While there are a number of gayborhoods, gay bars, and a gay community center in Lexington, the people who go to them speak of the kind of gay-straight integration I found in Santa Fe. "Kentucky is a family-orientated state," says Paul Brown, 30, chair of the Bluegrass chapter of Kentucky Fairness Alliance, a statewide LGBT advocacy group. "I like the small-town feel. I feel a definite unity here. In Lexington I'm surrounded by great people."

Brown is sitting with a large group of gay and lesbian friends at a bohemian restaurant called Alfalfa in the heart of downtown. As in Santa Fe, I discover that most of the people have come from somewhere else--or in some cases "fled to Lexington." Both Brown and Jeffrey Moore, 38, grew up in Henderson, a small town in southwest Kentucky where many people are religious fundamentalists and antigay. Moore didn't want to leave the state, so he came to Lexington, where "you can be yourself," he says.

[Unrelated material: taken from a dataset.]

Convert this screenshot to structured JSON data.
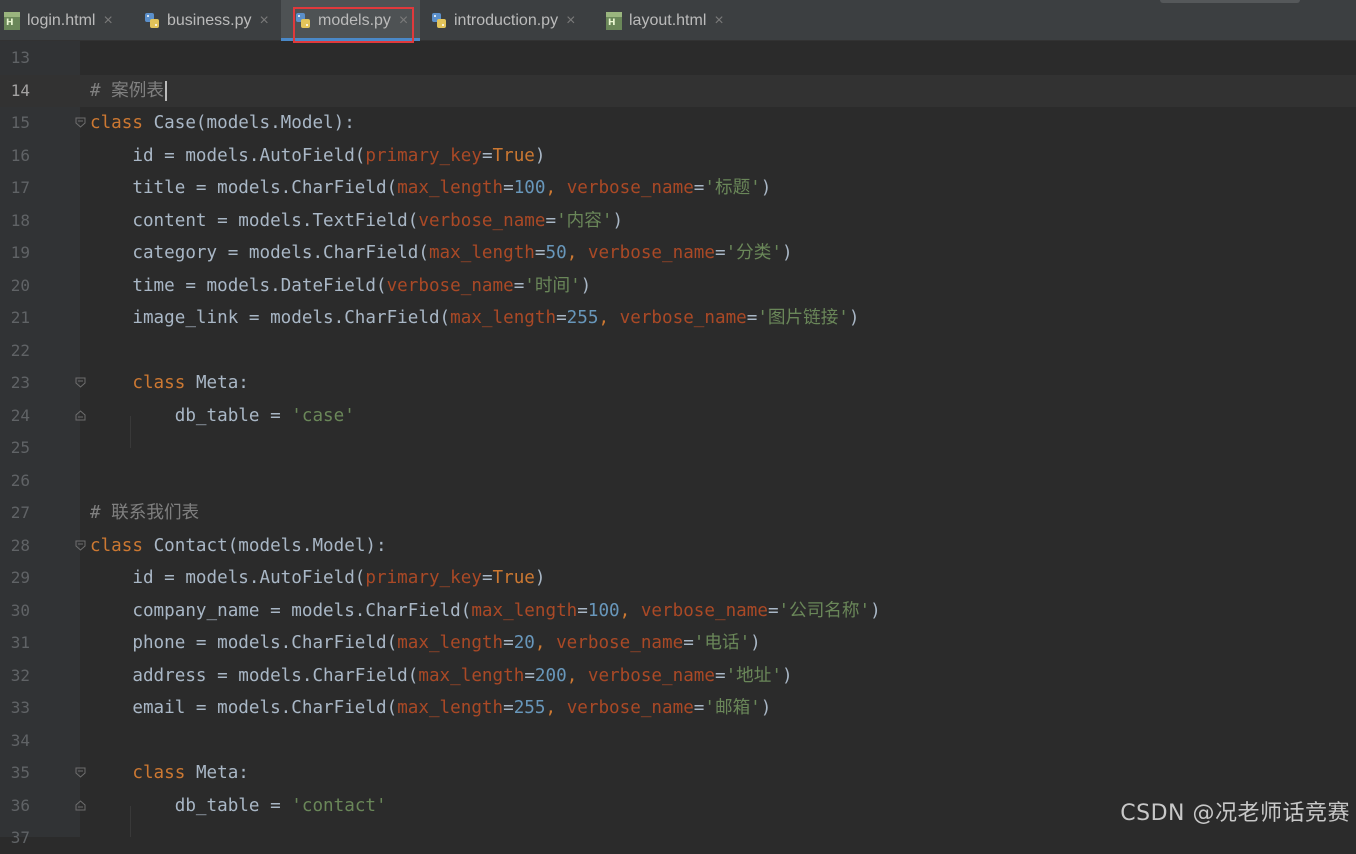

Shannon Stuart-Smith, 51, has lived all over the country and chose to come to Lexington, where she met her partner of seven years, Julia Fain, 39, who also came from out of state. Fain works at Lexmark, an office supply company employing thousands of people. They like the high salaries and low cost of living. "It's a quality of life I want in a city," says Stuart-Smith. "The crime rate is low. I have culture. I have progressive theater. And the people are just friendly."

The following day I walk with Burley Thomas around Gratz Park in downtown Lexington. Historic homes shaded by tall trees surround a grassy square where the Confederate and Union armies camped at different times during the Civil War. Thomas, a 27-year-old gay communications staffer at the University of Kentucky, lives in a nearby apartment on what local gays affectionately refer to as "fag hill." "It's Greenwich Village in Lexington," he says.

While Thomas is happy to be living in a less-than-urban environment, he goes out of his way to show me something decidedly urban. At a nearby shuttered parking garage he rolls up a rusted steel door. A colorful collage of graffiti by various artists covers the interior. "This is my favorite spot," he says. "It's real art. It's hip-hop. It's beautiful deviancy."

At the Cowgirl, Moore and Ryan also seem to long for urban qualities not easily found in the city they call home. "We need more young gay boys," Moore says as she orders a margarita. I give her a surprised look, thinking this might be the reason I've been hauled off to Cowgirl. "We need big hunky Chelsea boys." (OK, maybe I'm not the reason.) "We need that energy. There are a lot of powerful lesbians here; now we need big fun gays."

Moore knows about big fun gays from Chelsea. She was a popular DJ back in New York City and still DJ's in Santa Fe. But in many big cities lesbians and gay men don't really hang out together. In Santa Fe's integrated culture, such segregation doesn't exist, and that's the way Moore and Ryan like it.